Gazel 014 - گفتم ای سلطان خوبان رحم کن بر اين غريب

 G.14/1  گفتم ای سلطان خوبان رحم كن بر این غریب / گفت در دنبال دل ره گم كند مسكین غریب

G.14/2  گفتمش مگذر زمانی گفت معذورم بدار / خانه پروردی چه تاب آرد غم چندین غریب

G.14/3  خفته بر سنجاب شاهی نازنینی را چه غم / گر ز خار و خاره سازد بستر و بالین غریب

G.14/4  ای كه در زنجیر زلفت جای چندین آشناست / خوش فتاد آن خال مشكین بر رخ رنگین غریب

G.14/5  می‌نماید عكس می در رنگ روی مه وشت / همچو برگ ارغوان بر صفحه نسرین غریب

G.14/6  بس غریب افتاده است آن مور خط گرد رخت / گر چه نبود در نگارستان خط مشكین غریب

G.14/7  گفتم ای شام غریبان طره شبرنگ تو / در سحرگاهان حذر كن چون بنالد این غریب

G.14/8  گفت حافظ آشنایان در مقام حیرتند / دور نبود گر نشیند خسته و مسكین غریب


XIII

Sevgiliye dedim ki: Ey güzeller padişahı, bu garibe acı. Dedi ki: Yoksul garip, gönül havasına uyar, gönül peşine düşerse, yolunu azıtır gider.

Bir an olsun dur, geçip gitme, dedim. Evde yetişen, yabancılarla düşüp kalkmayan bir kişi bu kadar garibin derdine nasıl takat getirebilir, dedi.

Garip, dikeni döşek edinir, taşı yastık yaparmış. Padişahın üstünde yattığı sincap kürküne yan gelmiş, uyumuş olan bir nazeninin umurunda mı?

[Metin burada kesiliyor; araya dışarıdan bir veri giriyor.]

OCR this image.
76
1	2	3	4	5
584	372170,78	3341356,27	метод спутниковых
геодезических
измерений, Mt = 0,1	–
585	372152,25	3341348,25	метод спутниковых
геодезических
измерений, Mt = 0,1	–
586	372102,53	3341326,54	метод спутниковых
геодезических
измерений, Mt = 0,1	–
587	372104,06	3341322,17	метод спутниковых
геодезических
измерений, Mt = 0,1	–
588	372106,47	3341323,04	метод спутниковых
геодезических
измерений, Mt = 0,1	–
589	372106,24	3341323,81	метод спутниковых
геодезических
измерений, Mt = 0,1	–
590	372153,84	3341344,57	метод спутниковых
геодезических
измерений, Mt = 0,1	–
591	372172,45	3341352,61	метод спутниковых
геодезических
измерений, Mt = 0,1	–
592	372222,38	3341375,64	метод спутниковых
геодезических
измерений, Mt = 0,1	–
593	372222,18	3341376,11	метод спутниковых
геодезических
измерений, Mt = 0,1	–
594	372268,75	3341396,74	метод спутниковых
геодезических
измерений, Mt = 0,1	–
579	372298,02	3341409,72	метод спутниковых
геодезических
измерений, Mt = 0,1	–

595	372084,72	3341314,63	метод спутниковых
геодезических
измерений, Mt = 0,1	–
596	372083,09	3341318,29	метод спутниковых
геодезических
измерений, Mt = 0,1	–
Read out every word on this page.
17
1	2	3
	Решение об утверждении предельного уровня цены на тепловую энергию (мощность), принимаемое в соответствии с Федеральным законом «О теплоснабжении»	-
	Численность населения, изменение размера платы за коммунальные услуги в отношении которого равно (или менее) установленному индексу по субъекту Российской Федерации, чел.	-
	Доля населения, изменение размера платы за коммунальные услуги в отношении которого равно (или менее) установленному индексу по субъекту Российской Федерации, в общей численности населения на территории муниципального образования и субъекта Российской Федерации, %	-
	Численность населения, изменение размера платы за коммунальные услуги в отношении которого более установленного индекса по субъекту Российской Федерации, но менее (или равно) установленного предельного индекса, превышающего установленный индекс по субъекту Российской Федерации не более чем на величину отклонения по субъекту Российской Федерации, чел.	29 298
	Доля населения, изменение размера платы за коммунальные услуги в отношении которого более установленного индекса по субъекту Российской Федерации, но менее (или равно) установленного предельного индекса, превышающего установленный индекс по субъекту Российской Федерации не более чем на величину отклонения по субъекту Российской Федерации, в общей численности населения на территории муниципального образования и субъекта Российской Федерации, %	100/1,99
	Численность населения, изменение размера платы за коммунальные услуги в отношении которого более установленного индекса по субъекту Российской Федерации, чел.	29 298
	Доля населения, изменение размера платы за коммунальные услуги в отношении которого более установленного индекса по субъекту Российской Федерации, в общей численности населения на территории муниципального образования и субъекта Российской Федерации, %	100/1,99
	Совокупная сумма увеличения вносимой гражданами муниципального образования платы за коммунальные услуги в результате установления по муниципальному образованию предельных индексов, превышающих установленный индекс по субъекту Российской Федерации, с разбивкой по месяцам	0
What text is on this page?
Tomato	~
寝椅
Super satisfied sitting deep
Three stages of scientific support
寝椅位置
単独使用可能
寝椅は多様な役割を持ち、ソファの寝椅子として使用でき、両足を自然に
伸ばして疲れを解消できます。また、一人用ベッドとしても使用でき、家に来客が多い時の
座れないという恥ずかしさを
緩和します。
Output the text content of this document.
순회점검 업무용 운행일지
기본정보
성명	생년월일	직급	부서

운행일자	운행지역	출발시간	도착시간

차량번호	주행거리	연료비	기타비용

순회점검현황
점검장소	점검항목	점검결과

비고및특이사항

Ey zincire benzeyen saçları, bunca aşina âşıkın mekânı olan sevgili, kızıl yanağına öyle misk gibi simsiyah ve eşsiz ben ne de güzel yaraşmış. 

Sevgili, ay gibi yüzünde şarabın aksi, ağustos gülü üzerinde erguvan yaprağının eşsiz güzelliği gibi görünmekte.

Nigâristanda misk gibi nakışlara şaşılmazsa da senin yanağının etrafında o karınca gibi ince nakışlar pek şaşılacak bir güzellikte!

Alnına dökülen ve gece renginde olan saçları garipler akşamı dilber! Bu garip, seher çağlarında ağlayıp inlerse; bu ağlayıştan, bu inleyişten çekin, dedim.

Dedi ki: Hafız, aşinalar bile hayret makamındayken senin gibi garibin hasta ve miskin bir hale düşmesinden daha tabii ne olabilir?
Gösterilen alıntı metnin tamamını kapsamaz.